На мужской половине за столами становилось все шумнее, лица все больше багровели, беспрестанно звенели рюмки. Любители выпить, которым мало было угощения, уже выбирались потихоньку из дома и шли в корчму.
Один лишь Амброжий был сегодня на себя не похож. Пил-то он не меньше других, а то и больше, но сидел в углу, как пришибленный, все тер глаза и тяжело вздыхал.
Кто-то попробовал его расшевелить, вызвать на забавные шутки.
— Не трогай меня, я сегодня невесел! — плаксиво забормотал Амброжий. — Помру скоро, помру… Только собаки по мне выть будут да баба зазвонит в разбитый горшок… Как же, ведь я на крестинах Мацея был… на свадьбе его танцевал! Родителей его хоронил! Хорошо помню… Господи Иисусе, сколько я народу в могилу проводил, сколько за упокой отзвонил… А теперь пора и мне!..
Он вдруг встал и торопливо ушел в сад. Витек потом рассказывал, что старик допоздна сидел за хатой и плакал.
В сумерки неожиданно пришли ксендз и помещик.

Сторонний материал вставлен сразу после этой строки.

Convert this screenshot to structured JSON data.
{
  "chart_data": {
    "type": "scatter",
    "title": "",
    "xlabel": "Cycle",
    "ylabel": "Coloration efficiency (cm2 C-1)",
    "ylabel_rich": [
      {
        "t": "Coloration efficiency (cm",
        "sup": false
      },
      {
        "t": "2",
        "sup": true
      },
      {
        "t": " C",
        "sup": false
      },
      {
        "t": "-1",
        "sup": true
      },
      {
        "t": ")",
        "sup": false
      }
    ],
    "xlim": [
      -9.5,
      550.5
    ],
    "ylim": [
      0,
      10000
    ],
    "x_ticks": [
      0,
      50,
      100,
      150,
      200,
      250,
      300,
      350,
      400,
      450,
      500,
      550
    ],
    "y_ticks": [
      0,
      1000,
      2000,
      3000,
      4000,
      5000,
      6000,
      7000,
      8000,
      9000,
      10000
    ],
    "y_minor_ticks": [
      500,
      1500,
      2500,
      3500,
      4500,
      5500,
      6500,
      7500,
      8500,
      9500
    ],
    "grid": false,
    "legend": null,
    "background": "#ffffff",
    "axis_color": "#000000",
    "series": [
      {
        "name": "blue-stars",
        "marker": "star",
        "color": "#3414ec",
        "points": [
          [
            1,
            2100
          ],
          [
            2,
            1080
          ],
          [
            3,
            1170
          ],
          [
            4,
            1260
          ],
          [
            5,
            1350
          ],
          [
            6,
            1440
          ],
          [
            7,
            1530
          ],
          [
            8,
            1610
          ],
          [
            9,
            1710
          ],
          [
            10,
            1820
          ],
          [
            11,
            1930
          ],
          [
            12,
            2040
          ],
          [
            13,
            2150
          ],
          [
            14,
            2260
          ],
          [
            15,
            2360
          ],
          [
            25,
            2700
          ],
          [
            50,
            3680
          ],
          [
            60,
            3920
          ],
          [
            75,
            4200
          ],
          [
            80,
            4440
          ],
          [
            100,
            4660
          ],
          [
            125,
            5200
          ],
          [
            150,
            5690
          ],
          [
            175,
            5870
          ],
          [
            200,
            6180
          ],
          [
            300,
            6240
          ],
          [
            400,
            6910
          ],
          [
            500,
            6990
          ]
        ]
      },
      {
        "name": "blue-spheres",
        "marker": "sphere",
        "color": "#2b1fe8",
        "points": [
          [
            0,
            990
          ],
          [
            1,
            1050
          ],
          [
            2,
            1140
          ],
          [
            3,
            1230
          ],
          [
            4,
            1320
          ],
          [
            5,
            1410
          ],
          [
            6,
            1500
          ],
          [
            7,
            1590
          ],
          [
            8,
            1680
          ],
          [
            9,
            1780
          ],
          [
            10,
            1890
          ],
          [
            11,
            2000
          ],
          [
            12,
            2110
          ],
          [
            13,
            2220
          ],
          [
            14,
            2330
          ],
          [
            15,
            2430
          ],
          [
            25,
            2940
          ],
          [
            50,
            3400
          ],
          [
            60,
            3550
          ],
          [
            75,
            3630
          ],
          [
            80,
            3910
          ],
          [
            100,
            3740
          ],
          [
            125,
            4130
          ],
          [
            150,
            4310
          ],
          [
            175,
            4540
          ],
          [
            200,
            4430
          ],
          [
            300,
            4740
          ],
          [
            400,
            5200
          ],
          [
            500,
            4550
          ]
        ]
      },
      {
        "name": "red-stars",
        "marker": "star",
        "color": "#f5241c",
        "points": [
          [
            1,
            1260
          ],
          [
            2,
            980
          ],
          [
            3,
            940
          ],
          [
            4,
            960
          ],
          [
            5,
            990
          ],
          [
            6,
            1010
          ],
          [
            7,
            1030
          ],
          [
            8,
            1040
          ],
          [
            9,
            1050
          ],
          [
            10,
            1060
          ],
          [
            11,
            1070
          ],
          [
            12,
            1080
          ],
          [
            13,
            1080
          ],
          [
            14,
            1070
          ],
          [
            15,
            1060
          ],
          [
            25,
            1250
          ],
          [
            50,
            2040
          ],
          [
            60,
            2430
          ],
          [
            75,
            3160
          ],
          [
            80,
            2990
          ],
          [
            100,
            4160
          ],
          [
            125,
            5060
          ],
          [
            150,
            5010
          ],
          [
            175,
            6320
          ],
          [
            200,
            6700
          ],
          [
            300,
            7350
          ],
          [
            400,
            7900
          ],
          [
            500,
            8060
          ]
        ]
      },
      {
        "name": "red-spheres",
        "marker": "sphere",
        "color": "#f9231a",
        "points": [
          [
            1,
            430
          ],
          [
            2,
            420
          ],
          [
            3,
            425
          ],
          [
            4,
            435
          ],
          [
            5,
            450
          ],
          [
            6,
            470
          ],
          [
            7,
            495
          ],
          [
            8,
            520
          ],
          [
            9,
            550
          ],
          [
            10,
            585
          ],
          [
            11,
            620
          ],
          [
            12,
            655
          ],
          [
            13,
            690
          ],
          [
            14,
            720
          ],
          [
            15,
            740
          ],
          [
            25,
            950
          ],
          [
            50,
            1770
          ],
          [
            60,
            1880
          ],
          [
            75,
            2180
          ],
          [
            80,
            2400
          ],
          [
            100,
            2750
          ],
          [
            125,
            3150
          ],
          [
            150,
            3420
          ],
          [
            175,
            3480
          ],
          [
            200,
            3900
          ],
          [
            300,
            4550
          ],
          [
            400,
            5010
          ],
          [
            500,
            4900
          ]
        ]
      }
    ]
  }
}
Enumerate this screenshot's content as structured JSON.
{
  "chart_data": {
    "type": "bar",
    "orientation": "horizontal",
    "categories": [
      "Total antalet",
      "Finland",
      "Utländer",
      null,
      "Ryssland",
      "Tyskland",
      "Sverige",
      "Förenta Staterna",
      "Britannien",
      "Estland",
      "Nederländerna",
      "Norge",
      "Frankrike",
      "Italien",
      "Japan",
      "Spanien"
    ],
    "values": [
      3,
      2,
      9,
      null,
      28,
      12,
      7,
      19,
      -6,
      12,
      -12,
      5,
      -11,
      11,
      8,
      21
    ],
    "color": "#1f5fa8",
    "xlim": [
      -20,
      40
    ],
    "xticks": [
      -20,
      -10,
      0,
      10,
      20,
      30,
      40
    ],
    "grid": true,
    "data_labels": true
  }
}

Ксендз благосклонно поговорил с родными Мацея, утешал их, приласкал детей и, беседуя с бабами, с удовольствием попивал чай, а помещик, потолковав с тем, с другим, взял из рук кузнеца рюмку, чокнулся со всеми и сказал Ганке:
— Я всех больше жалею, что Мацей умер. Был бы он жив, так я бы помирился с мужиками. Может быть, даже отдал бы то, чего они с самого начала хотели! — Он заговорил громче, обводя всех глазами. — Но с кем же мне об этом толковать? Через комиссара не хочу, а из деревни никто первый ко мне не обратился!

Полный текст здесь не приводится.